Franklin is wanted by police in the killing of Jeannine Shante Skinner, 35. Skinner’s body was found inside an apartment in the 9300 block of Kings Parade Boulevard, which is in the Ayrsley neighborhood.

Police went to the residence after getting a call to check on the welfare of a person there. Investigators said Skinner had suffered “obvious trauma.”

Police said the killing appeared to be domestic in nature and that the victim and suspect knew one another.

According to Skinner’s Facebook page, she grew up in St. Petersburg, Fla., and studied at Howard University. She worked as a UNC Charlotte assistant professor of gerontology and psychology in the Department of Psychological Science, according to the university’s website.

In an interview with the Charlotte Observer, Anita Blanchard, a friend and associate professor in psychological science, said Skinner was working to start a walking program to prevent cognitive decline for older adults dealing with Alzheimer’s and dementia.
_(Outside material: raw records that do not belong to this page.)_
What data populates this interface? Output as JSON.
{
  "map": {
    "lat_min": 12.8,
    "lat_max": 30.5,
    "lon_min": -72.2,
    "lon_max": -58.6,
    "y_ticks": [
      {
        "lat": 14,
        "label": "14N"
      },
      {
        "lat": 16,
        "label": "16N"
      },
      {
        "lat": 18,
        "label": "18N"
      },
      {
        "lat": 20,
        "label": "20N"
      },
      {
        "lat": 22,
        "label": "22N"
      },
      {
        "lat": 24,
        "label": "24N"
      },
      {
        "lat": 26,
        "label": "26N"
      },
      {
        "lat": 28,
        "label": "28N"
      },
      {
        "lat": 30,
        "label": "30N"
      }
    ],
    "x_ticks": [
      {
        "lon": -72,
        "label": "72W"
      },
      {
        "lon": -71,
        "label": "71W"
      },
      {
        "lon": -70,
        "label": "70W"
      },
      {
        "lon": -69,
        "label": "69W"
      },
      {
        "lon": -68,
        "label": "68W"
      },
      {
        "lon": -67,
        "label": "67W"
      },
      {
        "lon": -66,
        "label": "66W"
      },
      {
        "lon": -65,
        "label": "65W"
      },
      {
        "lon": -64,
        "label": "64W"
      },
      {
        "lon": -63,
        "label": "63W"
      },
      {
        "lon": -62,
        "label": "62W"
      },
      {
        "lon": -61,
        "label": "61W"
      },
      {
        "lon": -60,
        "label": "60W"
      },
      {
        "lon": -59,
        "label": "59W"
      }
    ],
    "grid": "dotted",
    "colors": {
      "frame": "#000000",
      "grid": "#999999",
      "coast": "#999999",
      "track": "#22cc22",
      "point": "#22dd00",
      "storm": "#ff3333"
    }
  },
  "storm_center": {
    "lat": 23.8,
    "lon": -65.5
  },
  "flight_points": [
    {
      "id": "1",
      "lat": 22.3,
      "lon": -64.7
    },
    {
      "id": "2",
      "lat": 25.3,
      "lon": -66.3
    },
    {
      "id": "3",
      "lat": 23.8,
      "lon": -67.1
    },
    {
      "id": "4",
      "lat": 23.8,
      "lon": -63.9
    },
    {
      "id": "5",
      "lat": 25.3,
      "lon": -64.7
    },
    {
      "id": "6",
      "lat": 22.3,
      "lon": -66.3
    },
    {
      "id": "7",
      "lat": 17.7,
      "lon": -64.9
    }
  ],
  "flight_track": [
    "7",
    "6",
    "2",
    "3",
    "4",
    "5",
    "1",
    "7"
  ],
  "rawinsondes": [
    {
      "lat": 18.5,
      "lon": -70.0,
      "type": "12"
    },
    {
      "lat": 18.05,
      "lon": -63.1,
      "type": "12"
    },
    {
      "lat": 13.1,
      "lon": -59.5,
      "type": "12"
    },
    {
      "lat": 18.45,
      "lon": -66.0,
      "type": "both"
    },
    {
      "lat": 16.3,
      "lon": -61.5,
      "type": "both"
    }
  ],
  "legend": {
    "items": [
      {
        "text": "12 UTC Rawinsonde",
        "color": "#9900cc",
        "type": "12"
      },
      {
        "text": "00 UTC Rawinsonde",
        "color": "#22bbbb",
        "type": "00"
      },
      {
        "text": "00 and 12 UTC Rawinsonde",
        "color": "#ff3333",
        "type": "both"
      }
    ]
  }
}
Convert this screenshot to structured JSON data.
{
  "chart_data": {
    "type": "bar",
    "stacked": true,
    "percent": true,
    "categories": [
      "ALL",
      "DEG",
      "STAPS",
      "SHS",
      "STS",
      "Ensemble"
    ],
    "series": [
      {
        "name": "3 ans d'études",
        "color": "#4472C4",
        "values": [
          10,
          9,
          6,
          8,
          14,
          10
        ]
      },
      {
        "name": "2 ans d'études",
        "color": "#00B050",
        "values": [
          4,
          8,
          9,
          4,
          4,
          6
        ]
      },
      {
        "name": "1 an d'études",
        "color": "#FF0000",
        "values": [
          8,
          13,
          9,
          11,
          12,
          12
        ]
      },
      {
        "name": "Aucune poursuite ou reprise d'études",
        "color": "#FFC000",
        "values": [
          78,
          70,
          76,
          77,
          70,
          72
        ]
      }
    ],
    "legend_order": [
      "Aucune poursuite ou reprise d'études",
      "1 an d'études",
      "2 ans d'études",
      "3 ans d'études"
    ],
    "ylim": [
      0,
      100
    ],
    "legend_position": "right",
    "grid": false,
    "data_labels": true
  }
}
“She was so important and had so much to give to Charlotte, and to the university, the students, to older people, to everybody,” Blanchard was quoted as saying.

Senior administration officials at UNCC learned of Skinner’s death Friday night, and the news began to spread on campus Saturday morning, UNCC spokeswoman Buffie Stephens told the Observer. Skinner began working at the school two years.

Friends posting to Skinner’s Facebook page expressed shock and sadness.

“No one deserves this. She had so much to live for,” wrote one Facebook acquaintance.

The page includes photos of Skinner and Franklin, one taken in what appears to be a church sanctuary.

Skinner’s death represented Charlotte’s 62nd homicide this year.